A hotline to report abuse and an improved inspectorate by the labour department focused on domestic workers has been mooted, after a study alleging that domestic workers had experienced sexual harassment at the hands of their employers, particularly during the coronavirus pandemic. The study commissioned by Izwi Domestic Workers Alliance and Hlanganisa Institute of Development in Southern Africa, was conducted in July and August with domestic workers from Gauteng, KwaZulu-Natal and the Western Cape. “Hlanganisa works with high-impact community organisations reaching marginalised members of society,” said the organisation’s executive director Bongiwe Ndondo.

According to the report, domestic workers did not frequently report abuse because despite legal protections, every avenue of recourse seemed to threaten their livelihoods. “As in other areas of South African society, the situation has worsened during the Covid-19 pandemic. During this period, many domestic workers have been locked down at their workplaces, unable to leave the house. This constant contact and lack of privacy has increased the potential for employers to take advantage of them,” the report read.
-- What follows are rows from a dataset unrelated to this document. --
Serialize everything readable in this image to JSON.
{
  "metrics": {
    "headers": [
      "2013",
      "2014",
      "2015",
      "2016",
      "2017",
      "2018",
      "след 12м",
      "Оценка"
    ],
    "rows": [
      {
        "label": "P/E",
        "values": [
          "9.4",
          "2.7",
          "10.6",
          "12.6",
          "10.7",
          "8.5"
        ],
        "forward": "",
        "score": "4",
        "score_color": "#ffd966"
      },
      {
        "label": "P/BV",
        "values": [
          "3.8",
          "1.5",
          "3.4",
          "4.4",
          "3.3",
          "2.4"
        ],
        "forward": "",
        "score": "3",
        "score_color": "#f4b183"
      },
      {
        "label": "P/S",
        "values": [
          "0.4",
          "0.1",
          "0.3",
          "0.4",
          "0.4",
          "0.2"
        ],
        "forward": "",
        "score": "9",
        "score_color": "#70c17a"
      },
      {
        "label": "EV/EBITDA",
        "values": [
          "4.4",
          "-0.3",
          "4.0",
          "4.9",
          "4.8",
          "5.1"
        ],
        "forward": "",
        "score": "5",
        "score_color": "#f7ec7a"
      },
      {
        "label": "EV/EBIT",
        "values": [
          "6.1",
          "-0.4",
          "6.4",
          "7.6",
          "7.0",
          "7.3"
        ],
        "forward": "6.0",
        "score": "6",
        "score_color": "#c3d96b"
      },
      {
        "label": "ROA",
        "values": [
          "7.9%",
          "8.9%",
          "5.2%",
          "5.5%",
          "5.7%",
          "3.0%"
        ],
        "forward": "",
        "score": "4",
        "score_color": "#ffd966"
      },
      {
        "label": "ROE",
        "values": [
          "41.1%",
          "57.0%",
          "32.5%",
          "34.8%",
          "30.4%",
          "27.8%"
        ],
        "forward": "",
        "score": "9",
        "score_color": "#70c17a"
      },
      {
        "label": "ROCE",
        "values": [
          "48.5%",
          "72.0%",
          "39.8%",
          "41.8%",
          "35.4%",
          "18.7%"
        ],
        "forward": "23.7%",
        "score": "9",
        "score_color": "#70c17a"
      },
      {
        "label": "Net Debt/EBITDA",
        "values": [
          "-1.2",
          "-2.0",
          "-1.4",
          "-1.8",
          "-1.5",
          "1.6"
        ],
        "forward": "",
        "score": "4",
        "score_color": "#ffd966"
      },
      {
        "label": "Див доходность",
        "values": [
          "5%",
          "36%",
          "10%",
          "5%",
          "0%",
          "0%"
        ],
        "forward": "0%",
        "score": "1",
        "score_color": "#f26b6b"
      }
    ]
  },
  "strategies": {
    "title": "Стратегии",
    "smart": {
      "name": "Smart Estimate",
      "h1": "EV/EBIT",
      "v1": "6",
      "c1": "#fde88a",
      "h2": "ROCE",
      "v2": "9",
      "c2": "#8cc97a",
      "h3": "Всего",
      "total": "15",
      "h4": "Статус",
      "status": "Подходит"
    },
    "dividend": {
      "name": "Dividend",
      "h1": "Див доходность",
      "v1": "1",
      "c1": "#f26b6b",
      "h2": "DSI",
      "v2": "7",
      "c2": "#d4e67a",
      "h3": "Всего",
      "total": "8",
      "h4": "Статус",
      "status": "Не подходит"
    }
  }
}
…Domestic workers, the study noted, were often foreign migrants, frequently undocumented and working largely in isolation in the homes of employers. In the research, four participants mentioned cases of rape or sexual assault. “In other cases, domestic workers were shown pornography, forced to touch employers and assaulted sexually,” says the report. The research found that gender-based violence experienced in the domestic work sector also included male employers doing the following:

  • walking around the house without clothes;
  • exposing their private parts to domestic workers;
  • walking into the rooms of domestic workers during their private time at all hours, and;
  • engineering opportunities for domestic workers to bring them something while employers are bathing or taking a shower.